RECOVER-E focused on large-scale implementation of community-based care models for people with severe and enduring mental illness.
UNIVERSITY CLINIC OF PSYCHIATRY
Skopje psychiatric clinic specialising in community mental health implementation research and psychotic disorder interventions in Southeast Europe.
Their core work
The University Clinic of Psychiatry (UCPS) in Skopje is a clinical institution providing specialist psychiatric care and conducting implementation research for mental health services. Their H2020 work centers on translating evidence-based psychiatric interventions into real-world clinical settings — specifically for people with severe, enduring mental illness and psychotic disorders. They contribute clinical expertise, patient access, and service delivery know-how to multinational implementation trials.

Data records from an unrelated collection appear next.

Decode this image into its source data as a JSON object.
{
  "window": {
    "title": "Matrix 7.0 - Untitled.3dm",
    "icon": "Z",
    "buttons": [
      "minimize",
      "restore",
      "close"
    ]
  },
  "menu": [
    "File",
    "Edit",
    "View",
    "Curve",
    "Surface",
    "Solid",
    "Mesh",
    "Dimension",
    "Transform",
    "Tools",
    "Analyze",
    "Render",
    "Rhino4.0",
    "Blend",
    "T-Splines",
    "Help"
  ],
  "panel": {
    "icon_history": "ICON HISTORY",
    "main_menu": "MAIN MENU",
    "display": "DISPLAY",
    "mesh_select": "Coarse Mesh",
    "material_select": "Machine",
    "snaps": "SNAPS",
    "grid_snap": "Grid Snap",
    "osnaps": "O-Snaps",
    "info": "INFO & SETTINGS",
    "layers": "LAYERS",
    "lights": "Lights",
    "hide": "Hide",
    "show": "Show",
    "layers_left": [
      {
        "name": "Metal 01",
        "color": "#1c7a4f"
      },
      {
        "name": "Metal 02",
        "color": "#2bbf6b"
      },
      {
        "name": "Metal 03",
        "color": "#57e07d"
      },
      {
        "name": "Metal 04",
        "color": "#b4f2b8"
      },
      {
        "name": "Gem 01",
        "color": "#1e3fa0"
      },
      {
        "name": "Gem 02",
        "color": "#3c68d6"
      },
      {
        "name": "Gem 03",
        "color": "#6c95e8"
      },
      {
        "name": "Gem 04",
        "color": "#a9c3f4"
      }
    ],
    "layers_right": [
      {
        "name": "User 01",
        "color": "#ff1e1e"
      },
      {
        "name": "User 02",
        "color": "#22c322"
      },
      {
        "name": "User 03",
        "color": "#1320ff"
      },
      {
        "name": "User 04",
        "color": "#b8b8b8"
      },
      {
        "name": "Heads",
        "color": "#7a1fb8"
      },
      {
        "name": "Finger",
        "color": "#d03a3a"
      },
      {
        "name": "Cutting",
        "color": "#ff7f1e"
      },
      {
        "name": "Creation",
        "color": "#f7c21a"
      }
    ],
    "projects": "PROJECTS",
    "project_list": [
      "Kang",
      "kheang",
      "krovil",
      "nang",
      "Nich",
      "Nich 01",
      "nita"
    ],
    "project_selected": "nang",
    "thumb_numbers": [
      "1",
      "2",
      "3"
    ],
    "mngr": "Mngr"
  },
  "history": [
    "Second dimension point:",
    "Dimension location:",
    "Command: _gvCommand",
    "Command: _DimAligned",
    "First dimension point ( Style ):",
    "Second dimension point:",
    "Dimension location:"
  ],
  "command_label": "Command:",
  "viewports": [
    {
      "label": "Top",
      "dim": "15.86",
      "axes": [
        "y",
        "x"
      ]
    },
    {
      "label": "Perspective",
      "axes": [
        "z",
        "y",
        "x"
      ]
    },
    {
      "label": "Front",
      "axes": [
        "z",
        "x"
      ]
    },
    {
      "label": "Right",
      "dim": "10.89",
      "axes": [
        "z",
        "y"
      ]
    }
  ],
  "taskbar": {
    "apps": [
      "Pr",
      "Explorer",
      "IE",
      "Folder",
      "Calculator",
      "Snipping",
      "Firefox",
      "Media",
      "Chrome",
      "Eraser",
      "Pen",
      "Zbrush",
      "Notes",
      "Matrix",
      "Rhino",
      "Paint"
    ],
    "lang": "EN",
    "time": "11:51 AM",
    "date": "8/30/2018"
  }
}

As a hospital-based clinic in a non-EU Balkan country, they also provide research sites in an underrepresented region for European mental health studies.
What they specialise in
IMPULSE specifically tested an effective and cost-effective intervention for patients with psychotic disorders.
Both RECOVER-E and IMPULSE are implementation science projects, meaning UCPS contributes to studying how psychiatric services are delivered in practice, not just whether treatments work in labs.

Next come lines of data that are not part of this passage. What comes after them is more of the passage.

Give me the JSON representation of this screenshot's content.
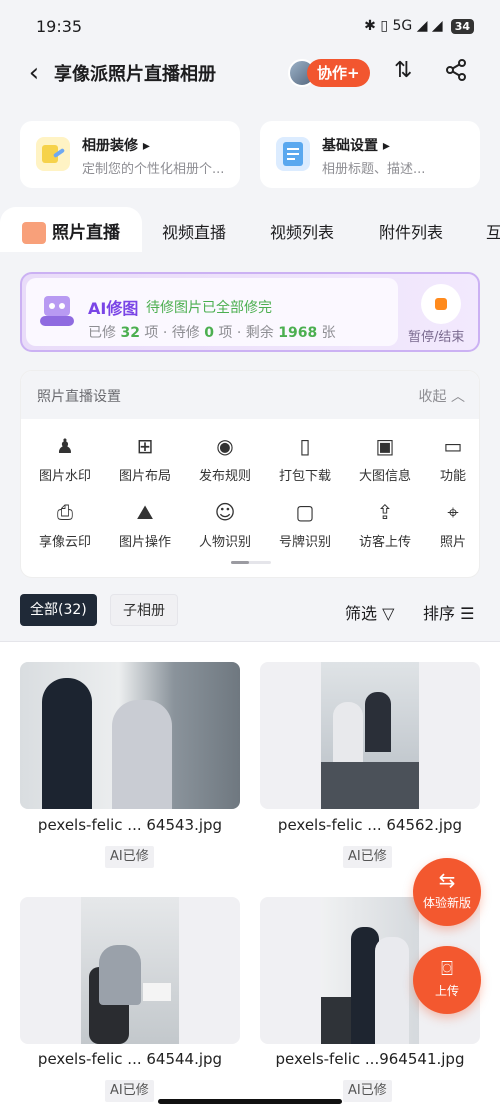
{
  "status": {
    "time": "19:35",
    "icons": "✱ ▯ 5G ◢ ◢",
    "battery": "34"
  },
  "header": {
    "back_icon": "‹",
    "title": "享像派照片直播相册",
    "collab_label": "协作+",
    "sort_icon": "⇅",
    "share_icon": "⋖"
  },
  "cards": [
    {
      "title": "相册装修",
      "desc": "定制您的个性化相册个...",
      "icon": "palette-icon",
      "color": "#f6d24a"
    },
    {
      "title": "基础设置",
      "desc": "相册标题、描述...",
      "icon": "settings-doc-icon",
      "color": "#5aa8ef"
    }
  ],
  "tabs": [
    "照片直播",
    "视频直播",
    "视频列表",
    "附件列表",
    "互"
  ],
  "ai": {
    "title": "AI修图",
    "status": "待修图片已全部修完",
    "done_label": "已修",
    "done": "32",
    "pending_label": "待修",
    "pending": "0",
    "remain_label": "剩余",
    "remain": "1968",
    "unit": "项",
    "unit2": "张",
    "stop_label": "暂停/结束"
  },
  "settings": {
    "title": "照片直播设置",
    "collapse": "收起",
    "tools": [
      {
        "label": "图片水印",
        "icon": "person-icon",
        "glyph": "♟"
      },
      {
        "label": "图片布局",
        "icon": "grid-icon",
        "glyph": "⊞"
      },
      {
        "label": "发布规则",
        "icon": "eye-icon",
        "glyph": "◉"
      },
      {
        "label": "打包下载",
        "icon": "zip-icon",
        "glyph": "▯"
      },
      {
        "label": "大图信息",
        "icon": "image-info-icon",
        "glyph": "▣"
      },
      {
        "label": "功能",
        "icon": "more-icon",
        "glyph": "▭"
      },
      {
        "label": "享像云印",
        "icon": "print-icon",
        "glyph": "⎙"
      },
      {
        "label": "图片操作",
        "icon": "image-icon",
        "glyph": "⛰"
      },
      {
        "label": "人物识别",
        "icon": "face-scan-icon",
        "glyph": "☺"
      },
      {
        "label": "号牌识别",
        "icon": "plate-scan-icon",
        "glyph": "▢"
      },
      {
        "label": "访客上传",
        "icon": "upload-icon",
        "glyph": "⇪"
      },
      {
        "label": "照片",
        "icon": "photo-icon",
        "glyph": "⌖"
      }
    ]
  },
  "filter": {
    "all_label": "全部(32)",
    "sub_label": "子相册",
    "filter_label": "筛选",
    "sort_label": "排序"
  },
  "photos": [
    {
      "name": "pexels-felic ... 64543.jpg",
      "tag": "AI已修"
    },
    {
      "name": "pexels-felic ... 64562.jpg",
      "tag": "AI已修"
    },
    {
      "name": "pexels-felic ... 64544.jpg",
      "tag": "AI已修"
    },
    {
      "name": "pexels-felic ...964541.jpg",
      "tag": "AI已修"
    }
  ],
  "fabs": {
    "newver_label": "体验新版",
    "upload_label": "上传"
  }
}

UCPS operates in North Macedonia, making it a rare research partner providing access to a post-transition healthcare system context across both RECOVER-E and IMPULSE.

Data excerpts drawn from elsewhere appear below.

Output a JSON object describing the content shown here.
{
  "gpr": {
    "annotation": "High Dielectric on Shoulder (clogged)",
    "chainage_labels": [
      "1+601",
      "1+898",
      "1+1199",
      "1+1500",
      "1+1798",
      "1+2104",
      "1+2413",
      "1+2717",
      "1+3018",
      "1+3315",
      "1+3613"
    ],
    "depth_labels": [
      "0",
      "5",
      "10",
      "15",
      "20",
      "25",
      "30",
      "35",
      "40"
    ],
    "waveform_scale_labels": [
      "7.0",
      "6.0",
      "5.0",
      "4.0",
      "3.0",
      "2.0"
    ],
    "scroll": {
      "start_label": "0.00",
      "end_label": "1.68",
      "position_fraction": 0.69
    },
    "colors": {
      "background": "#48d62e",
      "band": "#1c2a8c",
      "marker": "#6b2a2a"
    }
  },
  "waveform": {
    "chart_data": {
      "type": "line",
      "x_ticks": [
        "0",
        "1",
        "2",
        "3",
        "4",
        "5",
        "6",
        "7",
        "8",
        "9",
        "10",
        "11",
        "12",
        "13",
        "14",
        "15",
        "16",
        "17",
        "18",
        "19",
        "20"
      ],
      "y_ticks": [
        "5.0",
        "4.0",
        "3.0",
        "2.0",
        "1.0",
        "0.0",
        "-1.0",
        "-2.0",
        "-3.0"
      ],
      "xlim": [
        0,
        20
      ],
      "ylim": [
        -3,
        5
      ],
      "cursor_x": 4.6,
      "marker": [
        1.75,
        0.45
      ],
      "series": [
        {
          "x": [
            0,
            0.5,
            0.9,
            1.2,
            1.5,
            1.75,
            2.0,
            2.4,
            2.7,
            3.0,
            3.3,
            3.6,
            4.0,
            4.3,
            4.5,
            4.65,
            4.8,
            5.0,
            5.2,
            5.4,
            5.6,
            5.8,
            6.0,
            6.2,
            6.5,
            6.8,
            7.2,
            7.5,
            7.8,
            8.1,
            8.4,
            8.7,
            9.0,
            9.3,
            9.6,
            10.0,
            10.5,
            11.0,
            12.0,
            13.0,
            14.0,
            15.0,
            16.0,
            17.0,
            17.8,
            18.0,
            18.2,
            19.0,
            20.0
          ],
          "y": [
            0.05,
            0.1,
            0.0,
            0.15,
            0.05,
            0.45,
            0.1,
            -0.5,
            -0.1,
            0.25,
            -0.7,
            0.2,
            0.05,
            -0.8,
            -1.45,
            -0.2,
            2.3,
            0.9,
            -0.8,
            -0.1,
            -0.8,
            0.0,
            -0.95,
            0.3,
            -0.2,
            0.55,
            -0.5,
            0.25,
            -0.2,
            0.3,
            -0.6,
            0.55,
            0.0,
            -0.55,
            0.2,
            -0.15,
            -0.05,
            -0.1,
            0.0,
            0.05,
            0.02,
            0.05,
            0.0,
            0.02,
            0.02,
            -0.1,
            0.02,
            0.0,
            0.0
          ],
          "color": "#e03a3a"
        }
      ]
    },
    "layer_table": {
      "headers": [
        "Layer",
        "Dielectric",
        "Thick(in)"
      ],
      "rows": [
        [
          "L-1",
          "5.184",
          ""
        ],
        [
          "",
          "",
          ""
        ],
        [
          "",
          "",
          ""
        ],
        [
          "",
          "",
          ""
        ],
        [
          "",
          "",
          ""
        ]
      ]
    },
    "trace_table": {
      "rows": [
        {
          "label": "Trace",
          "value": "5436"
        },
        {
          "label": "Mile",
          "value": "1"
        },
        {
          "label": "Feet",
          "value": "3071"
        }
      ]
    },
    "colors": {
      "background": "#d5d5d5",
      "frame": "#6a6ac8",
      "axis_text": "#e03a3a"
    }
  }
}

How they've shifted over time
Both H2020 projects launched in 2018 and ran through 2021, so there is no temporal shift to analyze — UCPS entered the European research space with a clear and consistent focus on mental health implementation research from the start. The absence of keyword metadata and the identical timeframes mean it is not possible to detect whether their priorities have evolved. What can be said is that they entered EU-funded research as a specialist clinical partner, and their trajectory beyond 2021 is unknown from this dataset.
No directional shift can be confirmed from the available data — both projects began simultaneously in 2018, suggesting UCPS joined EU research as a focused clinical partner rather than a broadening research institution.
How they like to work
UCPS has participated exclusively as a partner, never leading a consortium, which is typical for clinical institutions that provide patient cohorts and service delivery sites rather than research coordination. Their 23 unique partners across 14 countries suggest they are embedded in large, geographically diverse implementation trials rather than tight bilateral collaborations. This profile — reliable clinical partner in multi-site trials — makes them a practical choice for consortia that need an operational psychiatric facility in Southeast Europe.
UCPS has built connections with 23 distinct consortium partners spanning 14 countries through just two projects, indicating they work within large, internationally distributed mental health research networks. Their geographic reach extends well beyond the Western Balkans, though their home country of North Macedonia gives them a distinctive regional position.
What sets them apart
UCPS is one of very few psychiatric clinical institutions from North Macedonia active in H2020, making them a strategically valuable partner for consortia that require research coverage in the Western Balkans or post-communist healthcare systems. Their direct patient-facing work in psychiatry gives them something many university research groups lack: real clinical caseloads and operational service delivery experience with severe mental illness. For projects requiring multi-country implementation sites — especially in underrepresented EU neighbourhood countries — UCPS fills a gap that is hard to replicate with Western European partners.
Highlights from their portfolio
- RECOVER-EThe larger of the two projects (EUR 294,082) and focused on large-scale community mental health implementation, likely involving multiple countries and health system reform — making it the flagship demonstration of UCPS's applied research contribution.
- IMPULSEFocused specifically on cost-effectiveness alongside clinical effectiveness for psychotic disorder interventions, a pairing that signals health economics relevance and real-world policy applicability.